An analysis of DNA found on a cigarette left at the scene suggested the DNA belonged to a man named William DeRoos, now deceased, who had lived in an apartment above Curran’s at the time of her murder, the Associated Press reported. 

There was no known record of DeRoos’s DNA, and a 2014 effort to identify the source of the sample in police DNA databases turned up no matches. However, law enforcement was reportedly able to infer the sample belonged to DeRoos when it tested the sample against commercial DNA databases, which had “traced [the sample] through relatives on both sides of DeRoos’s family,” per the AP.

DeRoos died in 1986, the WCAX reported.

“We’re all confident that William DeRoos is responsible for the aggravated murder of Rita Curran,” Burlington Police Detective Lt. James Trieb discussed the case in a press conference Tuesday, per AP. “but because he died in a hotel room of a drug overdose he will not be held accountable for his actions, but this case will be closed.” 

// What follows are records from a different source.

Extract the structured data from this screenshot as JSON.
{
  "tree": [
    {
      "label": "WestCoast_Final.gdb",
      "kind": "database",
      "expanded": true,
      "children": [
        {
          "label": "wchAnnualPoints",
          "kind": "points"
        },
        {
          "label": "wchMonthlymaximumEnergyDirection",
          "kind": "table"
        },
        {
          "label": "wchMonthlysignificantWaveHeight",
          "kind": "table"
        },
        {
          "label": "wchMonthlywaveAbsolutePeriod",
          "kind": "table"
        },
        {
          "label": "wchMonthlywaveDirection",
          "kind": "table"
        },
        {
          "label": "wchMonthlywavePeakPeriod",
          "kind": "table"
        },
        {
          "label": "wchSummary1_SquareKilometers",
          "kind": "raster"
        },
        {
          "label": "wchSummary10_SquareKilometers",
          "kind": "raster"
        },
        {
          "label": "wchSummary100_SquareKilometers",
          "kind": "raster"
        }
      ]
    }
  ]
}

The AP noted that police say DeRoos had gotten into an argument with his wife at the time of the murder and had left the house briefly. 

The suspect, identified as William DeRoos, who was 31 at the time, had left his apartment that night for “a cool down walk.” After he returned he told his wife of two weeks not to say that he had been out.

Since the investigation was renewed in 2019, detectives re-interviewed DeRoos’ former wife, and she told them he had left their apartment for a brief period within a window of time when Curran’s roommates were out of her Burlington apartment.

Former Sen. Patrick Leahy (R-VT), who served as State’s Attorney of Chittenden County when the murder occurred, discussed the crime in an interview with WCAX.

“I thought, why should any young person have to go through something this terrible, and I would have given anything to be able to prosecute the person who did it,” he said.

Even after 52 years, Curran is remembered fondly by those who knew her, including former students and her two surviving siblings. 

Her sister laments there are “two generations in our family who never knew her,” NBC 5 quoted her as saying.